Directed by Julian Fellowes. Starring Tom Wilkinson, Emily Watson, Rupert Everett, Hermione Norris, John Warnaby, Richenda Carey, Linda Bassett, David Harewood. (2005, R, 85 min.)
REVIEWED By Raoul Hernandez, Fri., Oct. 28, 2005
Julian Fellowes is two for two. The English TV actor’s first big screenwriting credit, the 2001 Robert Altman whodunit Gosford Park, netted him a Best Original Screenplay Oscar, and now with his directorial debut, Fellowes again demonstrates a mastery of British uppercrust dramas. Adapted from Nigel Balchin’s 1951 novel A Way Through the Wood, which, like Fellowes’ first book earlier this year, Snobs, irrevocably ties matrimony and social mores together like only the English can, Separate Lies throws in a body for good measure. Amidst midlife stasis in the lush countryside outside of London, James and Anne Manning (Wilkinson and Watson) are introduced to haughty playboy Bill Bule (Everett), whose dark good looks inspire the lady of the house to throw a cocktail party. When the husband of the Mannings’ maid is killed in a hit-and-run early that same evening, an ugly scrape on Bule’s SUV is thereafter all the circumstantial evidence necessary for barrister Manning to demand that the deathly hued younger snob turn himself in. Upon his wife’s confession that she too was in the vehicle, Manning’s confusion and dismay elicit a carnal, four-letter exclamation. "That’s what we were doing," whispers Anne. It’s one of the film’s pivotal moments, one that Watson (who’s like nails on a chalkboard to many filmgoers) underplays beautifully, as she does the entirety of her part. Wilkinson, of course, turns in another faultless performance, with Everett quietly adding to the mounting tension of the cover-up that follows Anne Manning’s admission, not to mention the love triangle that ensnares the three principal characters. All the secondary roles are expertly cast as well, particularly David Harewood as the detective intent on getting his man.
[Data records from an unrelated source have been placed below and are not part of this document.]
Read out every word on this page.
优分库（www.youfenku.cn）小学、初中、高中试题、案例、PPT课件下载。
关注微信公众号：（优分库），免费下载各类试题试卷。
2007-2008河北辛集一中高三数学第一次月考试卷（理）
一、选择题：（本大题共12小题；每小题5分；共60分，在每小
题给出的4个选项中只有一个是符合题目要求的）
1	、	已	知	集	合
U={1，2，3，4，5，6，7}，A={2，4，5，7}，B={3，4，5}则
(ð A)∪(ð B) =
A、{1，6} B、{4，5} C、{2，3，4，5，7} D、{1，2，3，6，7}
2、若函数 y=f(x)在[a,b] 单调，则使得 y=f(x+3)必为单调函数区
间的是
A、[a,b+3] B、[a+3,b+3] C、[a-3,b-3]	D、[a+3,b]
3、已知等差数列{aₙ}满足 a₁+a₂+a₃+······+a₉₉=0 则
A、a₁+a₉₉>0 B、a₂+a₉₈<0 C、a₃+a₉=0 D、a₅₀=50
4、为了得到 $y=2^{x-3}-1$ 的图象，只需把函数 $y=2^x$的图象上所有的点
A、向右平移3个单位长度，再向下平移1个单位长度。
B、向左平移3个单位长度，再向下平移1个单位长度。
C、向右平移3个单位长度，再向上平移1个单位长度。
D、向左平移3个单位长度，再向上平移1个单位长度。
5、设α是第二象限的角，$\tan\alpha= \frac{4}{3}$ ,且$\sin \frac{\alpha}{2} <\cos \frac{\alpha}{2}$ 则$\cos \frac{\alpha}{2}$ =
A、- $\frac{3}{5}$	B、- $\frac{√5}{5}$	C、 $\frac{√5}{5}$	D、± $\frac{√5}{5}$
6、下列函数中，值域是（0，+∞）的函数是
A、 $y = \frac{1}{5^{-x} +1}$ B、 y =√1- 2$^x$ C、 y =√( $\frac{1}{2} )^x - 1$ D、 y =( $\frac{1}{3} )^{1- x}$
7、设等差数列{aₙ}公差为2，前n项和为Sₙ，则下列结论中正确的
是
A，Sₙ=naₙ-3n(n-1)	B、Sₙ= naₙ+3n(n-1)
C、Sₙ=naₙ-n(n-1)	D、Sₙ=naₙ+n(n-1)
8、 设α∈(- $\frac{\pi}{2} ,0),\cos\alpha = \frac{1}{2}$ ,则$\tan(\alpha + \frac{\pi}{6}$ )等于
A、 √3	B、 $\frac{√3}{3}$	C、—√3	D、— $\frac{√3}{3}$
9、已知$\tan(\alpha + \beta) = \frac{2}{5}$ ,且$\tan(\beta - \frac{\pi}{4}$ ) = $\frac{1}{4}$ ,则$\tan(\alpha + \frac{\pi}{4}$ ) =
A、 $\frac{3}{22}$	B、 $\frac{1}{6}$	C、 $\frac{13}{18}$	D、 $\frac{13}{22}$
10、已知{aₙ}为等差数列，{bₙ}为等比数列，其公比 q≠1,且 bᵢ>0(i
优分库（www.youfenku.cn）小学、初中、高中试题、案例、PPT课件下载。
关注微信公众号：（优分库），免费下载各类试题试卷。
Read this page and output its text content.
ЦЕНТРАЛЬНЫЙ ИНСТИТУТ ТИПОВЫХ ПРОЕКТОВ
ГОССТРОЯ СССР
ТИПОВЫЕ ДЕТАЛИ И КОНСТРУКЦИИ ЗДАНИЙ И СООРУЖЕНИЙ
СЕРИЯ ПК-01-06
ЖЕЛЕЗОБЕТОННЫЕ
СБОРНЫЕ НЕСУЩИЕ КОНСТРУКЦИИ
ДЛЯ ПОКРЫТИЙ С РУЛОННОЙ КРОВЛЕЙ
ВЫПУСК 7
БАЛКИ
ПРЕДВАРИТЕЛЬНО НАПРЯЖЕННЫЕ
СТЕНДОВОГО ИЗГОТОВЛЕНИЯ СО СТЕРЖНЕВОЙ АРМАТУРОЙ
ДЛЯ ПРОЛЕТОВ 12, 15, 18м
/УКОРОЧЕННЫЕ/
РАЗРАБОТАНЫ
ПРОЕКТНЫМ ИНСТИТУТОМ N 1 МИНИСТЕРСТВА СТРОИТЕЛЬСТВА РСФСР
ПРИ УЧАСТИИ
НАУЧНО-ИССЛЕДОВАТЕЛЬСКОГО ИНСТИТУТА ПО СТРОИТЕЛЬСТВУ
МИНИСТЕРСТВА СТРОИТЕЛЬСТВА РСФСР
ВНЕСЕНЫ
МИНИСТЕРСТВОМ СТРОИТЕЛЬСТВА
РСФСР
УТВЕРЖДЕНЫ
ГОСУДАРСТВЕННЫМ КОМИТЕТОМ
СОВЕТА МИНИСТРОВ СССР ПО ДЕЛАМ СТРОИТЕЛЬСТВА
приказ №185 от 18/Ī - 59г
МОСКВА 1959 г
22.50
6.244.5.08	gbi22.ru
Tying up crime, punishment, and heartbreak in under 90 minutes, Fellowes is all crisp, sharply executed right turns, the narrative continually narrowing down not into a police procedural, but rather into an clear-eyed accounting of the emotional price paid for loyalty among lovers. Like the best UK drawing room dilemmas, Separate Lies is more tart than bitter, with Fellowes, the Cambridge-educated son of a diplomat, acquitting himself grandly of cinematic boorishness.